Der Zeitpunkt eines Investments ist für Anlageprofis eher zweitrangig. „Der langfristige Erfolg liegt darin, eine auf die eigenen Bedürfnisse ausgerichtete Anlagestrategie konsequent zu verfolgen,“ sagt Börsenexperte Sebastian Kotte aus Osnabrück. Er rät, die Aktienquote nach Marktbewegungen regelmäßig neu zu justieren und stets die Investmentqualität der Inhalte hoch zu halten. Gerade hier bieten Krisen, in denen aus Panik und Hysterie viele Anleger einfach alles verkaufen, sogar die Möglichkeit ‚Schnäppchen‘ zu machen. Die Entscheidung Aktien von top positionierten, krisenfesten Unternehmen zu einem guten Preis kaufen zu können, sollte aber vor dem Hintergrund einer langfristig ausgerichteten Anlagestrategie getroffen werden.

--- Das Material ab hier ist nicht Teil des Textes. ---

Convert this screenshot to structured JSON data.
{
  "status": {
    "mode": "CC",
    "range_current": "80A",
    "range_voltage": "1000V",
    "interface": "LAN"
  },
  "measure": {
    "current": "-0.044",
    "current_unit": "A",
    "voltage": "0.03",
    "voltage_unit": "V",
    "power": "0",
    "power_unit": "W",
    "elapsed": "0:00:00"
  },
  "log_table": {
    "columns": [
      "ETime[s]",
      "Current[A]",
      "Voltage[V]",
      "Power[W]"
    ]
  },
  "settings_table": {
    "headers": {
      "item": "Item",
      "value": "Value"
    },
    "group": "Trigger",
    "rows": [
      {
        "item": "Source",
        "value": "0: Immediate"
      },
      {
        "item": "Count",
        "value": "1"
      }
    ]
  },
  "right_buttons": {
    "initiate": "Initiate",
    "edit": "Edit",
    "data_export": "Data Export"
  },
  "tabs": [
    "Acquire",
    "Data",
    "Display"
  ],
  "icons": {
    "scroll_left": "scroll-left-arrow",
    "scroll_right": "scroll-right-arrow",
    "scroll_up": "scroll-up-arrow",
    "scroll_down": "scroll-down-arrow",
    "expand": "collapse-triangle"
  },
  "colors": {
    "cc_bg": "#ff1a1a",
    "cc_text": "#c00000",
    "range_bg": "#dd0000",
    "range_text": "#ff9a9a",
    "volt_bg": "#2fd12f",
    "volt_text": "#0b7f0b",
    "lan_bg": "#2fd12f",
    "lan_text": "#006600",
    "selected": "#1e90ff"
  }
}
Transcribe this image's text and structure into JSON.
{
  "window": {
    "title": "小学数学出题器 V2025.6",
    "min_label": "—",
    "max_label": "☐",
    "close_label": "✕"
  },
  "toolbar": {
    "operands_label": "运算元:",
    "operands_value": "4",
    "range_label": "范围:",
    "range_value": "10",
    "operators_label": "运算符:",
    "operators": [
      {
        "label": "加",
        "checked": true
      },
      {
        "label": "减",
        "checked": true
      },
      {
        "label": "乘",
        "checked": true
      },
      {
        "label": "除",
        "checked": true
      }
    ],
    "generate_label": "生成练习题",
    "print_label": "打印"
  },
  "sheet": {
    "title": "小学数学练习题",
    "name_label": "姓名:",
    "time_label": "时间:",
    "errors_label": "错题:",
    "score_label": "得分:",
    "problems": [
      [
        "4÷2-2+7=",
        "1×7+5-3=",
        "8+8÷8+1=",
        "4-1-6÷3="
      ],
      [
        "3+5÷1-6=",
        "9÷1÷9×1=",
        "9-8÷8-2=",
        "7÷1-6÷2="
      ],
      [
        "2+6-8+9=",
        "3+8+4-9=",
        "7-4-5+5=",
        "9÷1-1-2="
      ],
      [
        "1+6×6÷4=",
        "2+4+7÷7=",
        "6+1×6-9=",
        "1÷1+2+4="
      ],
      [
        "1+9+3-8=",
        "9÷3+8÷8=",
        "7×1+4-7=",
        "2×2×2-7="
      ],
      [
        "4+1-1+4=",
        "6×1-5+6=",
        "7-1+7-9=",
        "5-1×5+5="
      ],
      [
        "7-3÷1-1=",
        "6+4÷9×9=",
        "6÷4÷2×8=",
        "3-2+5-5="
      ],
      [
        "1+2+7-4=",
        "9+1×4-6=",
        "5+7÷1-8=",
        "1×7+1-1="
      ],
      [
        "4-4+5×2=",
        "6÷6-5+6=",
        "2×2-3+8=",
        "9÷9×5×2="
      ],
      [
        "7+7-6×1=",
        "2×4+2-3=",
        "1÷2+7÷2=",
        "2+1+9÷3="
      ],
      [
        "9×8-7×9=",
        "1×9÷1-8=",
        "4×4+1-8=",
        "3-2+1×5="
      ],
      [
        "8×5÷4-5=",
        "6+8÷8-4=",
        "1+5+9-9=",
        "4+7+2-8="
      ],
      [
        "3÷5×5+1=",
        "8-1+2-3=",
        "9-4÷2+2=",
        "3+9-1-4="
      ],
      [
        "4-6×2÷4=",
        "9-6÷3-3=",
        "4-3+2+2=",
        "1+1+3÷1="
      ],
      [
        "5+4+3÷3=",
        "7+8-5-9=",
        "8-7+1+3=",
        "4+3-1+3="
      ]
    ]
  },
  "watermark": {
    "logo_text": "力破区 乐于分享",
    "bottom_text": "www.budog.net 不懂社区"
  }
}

Kurz eingeknickt, aber stets erholt

Rückschläge wie 1987, 2000 oder 2008 müssen Börsenanleger immer wieder hinnehmen. Aber wer in den letzten Jahrzehnten in diese Anlageklasse investierte, wurde langfristig eigentlich stets belohnt, diese Schwankungen auszuhalten. Die schmerzhaften Verluste für Anleger in den letzten Wochen sind im langfristigen Dax-Chart nur ein weiterer Ausschlag nach unten, der irgendwann wieder überwunden sein dürfte.

Quelle: boerse.de

Richtiger Zeitpunkt an der Börse? Egal.

Es ist der Traum eines jeden Börsenprofis: Aktien auf dem Tiefpunkt kaufen, genau zum Höchststand verkaufen und so den maximalen Gewinn erzielen. Aber „Timing ist oftmals Glückssache“ weiß der Münchner Vermögensverwalter Burkhard Wagner und sein Osnabrücker Kollege Sebastian Kotte sagt: „Streng genommen ist jeder festgestellte Preis an der Börse der Preis, zu dem es einen Käufer und einen Verkäufer gibt.“ Ganz offensichtlich haben beide Parteien unterschiedliche Erwartungen, wie es weitergeht. Vermögensverwalterprofis haben die gesamtwirtschaftlichen Trends oft besser im Blick als gewöhnliche Sparer. So können sie vorausschauend Anpassungen vornehmen oder Risiken noch besser verteilen und Vermögen in seiner Gesamtheit stabilisieren. Aber eine Prognose des optimalen Zeitpunktes zum Ausstieg oder Einstieg bei einzelnen Werten ist auch für Börsenexperten realistisch betrachtet unmöglich. In schlecht vorhersagbaren Zeiten wie den heutigen nutzen professionelle Investoren deswegen zum Beispiel zeitlich gestaffelte Tranchen bei Ankäufen. Ganz normale Anleger machen das oft automatisch, wenn sie in einen Aktien- oder Fondssparplan eine feste Summe monatlich fließen lassen. Bei hohen Kursen werden weniger Anteile gekauft, bei niedrigen mehr. So lange sich das Investment generell positiv entwickelt, fallen so Schwankungen insgesamt weniger ins Gewicht. Die grundsätzliche Qualität und ein langer Anlagehorizont sind dann wesentlich entscheidender für den Erfolg als der richtige Zeitpunkt beim Einstieg.